Другая находка, не менее ценная для сцены, поднятой Гоголем на небывалую у нас высоту, заключалась в том, что в ревизоры попадает совершенно случайный и даже не подозревающий об этой подмене проезжий голодранец, благодаря чему фигура, наводящая ужас и обеспечивающая действие в пьесе, сама по себе представляет очевидную фикцию. Тем самым Гоголь застолбил своей комедией наиболее перспективный в сценическом смысле конфликт — противоречие между речью и положением говорящих, чем и славится и держится драма как особый род словесности, находящей на сцене место и время вести речь невпопад. С появлением мнимого ревизора в пьесу входит не просто важный начальник и ловкий пройдоха, но само олицетворение театра — невольный и обоюдный обман. «Ревизором» русская драма празднует праздник театральности в ее наиболее чистом, беспримесном виде.
С первых же реплик пришествие «ревизора», как волшебное любовное зелье, разлилось по жилам комедии, захватив в свою орбиту всю действительность, всю массу исполнителей и статистов, закружило и помчало всю сценическую машину. Все кинулись прятаться. Когда же — как в прятках кричат «обознатушки!», возвещая возобновление кона, — до зрителей докатилась волна, что с ревизором обознались, и все, с перепугу, попав в обман, перестали понимать, кто тут чей и где облава, — тогда интрига, подпрыгнув, разразилась взрывом игры, истинным апофеозом комедийного слова и дела. «Скорее, скорее, скорее, скорее!» — под этот крик городничихи падает занавес в первом акте, и под этот же припев всё живет в «Ревизоре», запутываясь, перебивая друг друга, сшибаясь лбами, хлопаясь об пол, требуя лошадей и курьеров, закладывай, не разбирая дороги, за два соленые огурца, принимая одно за другое, маменьку за дочку, картонную коробку за шляпу, давай-давай, анфиладою сцен срывая двери с петель, ни на миг не теряя темпа, отплясывая, забалтываясь под ликующий звон бубенцов, под щелканье метронома. Никаких интермедий, антрактов, единое дыхание-действие в четырех стенах чиновнических забот и расчетов, — и эту чернильную душу исчерпать серебряным смехом? Без отдыха, без любовных утех, на одной общественной страсти, на страхе. Остановитесь! «Чему смеетесь? Над собою смеетесь!» Всё равно смеемся: смешно. Смеемся и как бы испаряемся, кружимся, исчезаем, летим, как на тройке. «Чудным звоном заливается колокольчик; гремит и становится ветром разорванный в куски воздух; летит мимо всё, что ни есть на земле…» И каким-то восторгом, свободой, упоением, сладкой мечтою отдается эхом в душе этот переливчатый смех…

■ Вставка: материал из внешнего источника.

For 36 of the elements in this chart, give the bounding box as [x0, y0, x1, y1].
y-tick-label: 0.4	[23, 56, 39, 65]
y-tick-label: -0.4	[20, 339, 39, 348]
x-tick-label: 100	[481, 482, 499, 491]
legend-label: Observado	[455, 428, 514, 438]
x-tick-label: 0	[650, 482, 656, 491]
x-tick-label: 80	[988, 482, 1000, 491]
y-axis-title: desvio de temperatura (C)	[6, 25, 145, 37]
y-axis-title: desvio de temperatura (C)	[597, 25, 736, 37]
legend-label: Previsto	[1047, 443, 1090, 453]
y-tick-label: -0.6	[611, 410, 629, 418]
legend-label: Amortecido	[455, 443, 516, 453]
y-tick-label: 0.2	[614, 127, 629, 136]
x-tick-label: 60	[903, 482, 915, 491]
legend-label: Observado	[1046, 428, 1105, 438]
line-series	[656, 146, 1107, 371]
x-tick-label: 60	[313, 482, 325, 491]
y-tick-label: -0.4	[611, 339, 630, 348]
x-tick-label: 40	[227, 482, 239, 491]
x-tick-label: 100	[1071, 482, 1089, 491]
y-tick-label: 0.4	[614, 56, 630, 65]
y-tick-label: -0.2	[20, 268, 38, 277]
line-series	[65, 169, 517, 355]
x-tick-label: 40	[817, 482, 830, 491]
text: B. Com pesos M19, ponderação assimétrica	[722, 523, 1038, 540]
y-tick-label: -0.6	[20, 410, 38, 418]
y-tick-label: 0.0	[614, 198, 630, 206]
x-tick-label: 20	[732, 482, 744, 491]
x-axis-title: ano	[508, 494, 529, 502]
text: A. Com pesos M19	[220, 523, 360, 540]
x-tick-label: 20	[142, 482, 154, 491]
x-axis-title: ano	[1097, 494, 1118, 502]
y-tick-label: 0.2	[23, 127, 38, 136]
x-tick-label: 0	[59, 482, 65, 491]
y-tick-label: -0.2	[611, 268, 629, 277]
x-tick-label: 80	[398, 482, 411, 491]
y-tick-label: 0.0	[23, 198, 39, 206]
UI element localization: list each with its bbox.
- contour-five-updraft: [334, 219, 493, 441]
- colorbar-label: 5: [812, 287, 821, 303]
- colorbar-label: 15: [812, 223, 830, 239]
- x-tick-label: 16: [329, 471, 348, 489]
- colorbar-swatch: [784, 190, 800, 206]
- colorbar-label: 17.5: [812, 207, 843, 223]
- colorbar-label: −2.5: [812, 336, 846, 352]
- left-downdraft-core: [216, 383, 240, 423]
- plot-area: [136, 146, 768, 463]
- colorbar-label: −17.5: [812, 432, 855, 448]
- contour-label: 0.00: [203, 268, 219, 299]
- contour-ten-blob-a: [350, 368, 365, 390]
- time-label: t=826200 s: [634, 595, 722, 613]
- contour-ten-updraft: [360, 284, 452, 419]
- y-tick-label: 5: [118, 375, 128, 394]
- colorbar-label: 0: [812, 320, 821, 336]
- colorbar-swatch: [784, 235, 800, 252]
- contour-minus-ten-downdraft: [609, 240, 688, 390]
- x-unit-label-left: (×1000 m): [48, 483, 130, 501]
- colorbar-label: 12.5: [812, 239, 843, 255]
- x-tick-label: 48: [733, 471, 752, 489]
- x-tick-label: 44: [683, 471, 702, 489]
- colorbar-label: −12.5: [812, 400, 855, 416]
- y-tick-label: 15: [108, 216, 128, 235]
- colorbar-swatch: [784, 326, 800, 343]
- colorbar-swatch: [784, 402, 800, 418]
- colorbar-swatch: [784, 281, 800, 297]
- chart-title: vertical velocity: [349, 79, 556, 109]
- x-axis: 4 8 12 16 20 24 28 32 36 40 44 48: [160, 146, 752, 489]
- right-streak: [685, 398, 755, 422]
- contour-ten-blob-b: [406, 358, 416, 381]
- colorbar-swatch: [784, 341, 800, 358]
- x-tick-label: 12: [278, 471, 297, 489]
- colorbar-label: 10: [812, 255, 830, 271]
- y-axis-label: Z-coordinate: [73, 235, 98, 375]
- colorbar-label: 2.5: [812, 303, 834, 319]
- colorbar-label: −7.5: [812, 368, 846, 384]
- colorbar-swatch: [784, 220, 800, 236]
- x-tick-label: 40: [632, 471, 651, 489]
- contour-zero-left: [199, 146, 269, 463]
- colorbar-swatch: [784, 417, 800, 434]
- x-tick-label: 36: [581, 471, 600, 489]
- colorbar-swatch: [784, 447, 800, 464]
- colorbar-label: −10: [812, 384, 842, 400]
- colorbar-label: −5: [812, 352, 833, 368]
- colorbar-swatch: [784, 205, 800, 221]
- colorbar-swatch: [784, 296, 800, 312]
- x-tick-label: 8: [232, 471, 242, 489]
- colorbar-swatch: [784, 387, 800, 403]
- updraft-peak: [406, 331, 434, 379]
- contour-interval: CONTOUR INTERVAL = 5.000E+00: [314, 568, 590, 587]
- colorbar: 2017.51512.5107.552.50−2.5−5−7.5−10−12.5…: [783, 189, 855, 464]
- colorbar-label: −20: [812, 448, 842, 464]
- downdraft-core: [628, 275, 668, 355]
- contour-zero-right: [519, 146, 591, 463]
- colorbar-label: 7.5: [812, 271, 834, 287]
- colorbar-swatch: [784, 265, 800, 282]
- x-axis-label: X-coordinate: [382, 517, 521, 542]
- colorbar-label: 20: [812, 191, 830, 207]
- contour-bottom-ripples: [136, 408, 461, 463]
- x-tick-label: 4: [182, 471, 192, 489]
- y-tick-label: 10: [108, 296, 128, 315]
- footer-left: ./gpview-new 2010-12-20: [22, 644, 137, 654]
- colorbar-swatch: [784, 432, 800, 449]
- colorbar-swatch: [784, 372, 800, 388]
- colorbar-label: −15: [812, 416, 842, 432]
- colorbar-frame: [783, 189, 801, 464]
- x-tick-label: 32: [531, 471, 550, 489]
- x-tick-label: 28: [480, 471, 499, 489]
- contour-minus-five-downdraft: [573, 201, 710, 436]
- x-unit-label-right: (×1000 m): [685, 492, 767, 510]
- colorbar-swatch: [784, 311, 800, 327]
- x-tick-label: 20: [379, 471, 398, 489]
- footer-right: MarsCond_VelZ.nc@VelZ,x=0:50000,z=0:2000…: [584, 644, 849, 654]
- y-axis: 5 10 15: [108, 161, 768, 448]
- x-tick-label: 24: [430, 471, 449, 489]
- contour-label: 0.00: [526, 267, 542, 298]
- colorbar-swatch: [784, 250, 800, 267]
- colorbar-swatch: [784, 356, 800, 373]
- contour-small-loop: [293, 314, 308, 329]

— Стоп! Попробуем, однако ж, прослушать ту же шкатулку более научно, вразумительно, что ли, с тем чтобы уловить механизм, наполняющий весельем, раздольем, — если всё в этой вещи, напротив, должно возбуждать в нас, казалось бы, неизбывное отвращение, гнев. Если никто до Гоголя не собирал одним разом столько зла, не погружал целый город во мрак, из которого не высвободиться никакими ревизорами… Итак:
Первый поворот серебряного ключа в «Ревизоре». (Звенит репетир-менуэт.) Куклы танцуют, с первой минуты производя впечатление живости, естественности и, осмелюсь заметить, человеческого простосердечия. В чиновничьей прозодежде, в мундирах, со всеми своими пороками и недостатками, эти казнокрады и взяточники внушают нам, говоря по правде, симпатию. Дети, ну просто дети! Милые, смешные… Нравственное негодование, которое якобы мы призваны испытывать при виде
Во-первых, здесь нет никого, кто бы подлинно потерпел от властей и общественных непорядков. Здесь нет добродетели, здесь все в меру порочны, и поэтому, собственно, нам не за что беспокоиться. Купцы-аршинники? Да это ж первые воры и, ощипанные Городничим, без промедления обрастают. Слесарша и унтер-офицерша, представляющие, так сказать, пострадавшее население? Но обе они, мы видим, своего не упустят и в жадности, глупости, ругани не уступают начальству. Что ж такого — что высекли: «Мне от своего счастья неча отказываться…» (Ср. соболезнование, какое мы испытываем к бедным жертвам в «Недоросле».) Жаль, по-человечески жаль лишь виновников беззакония, попадающих к исходу комедии в крайне неприятный расклад. И более всех жаль, конечно, Городничего: его падение всех ужаснее, хотя, понятно, и всех смешнее.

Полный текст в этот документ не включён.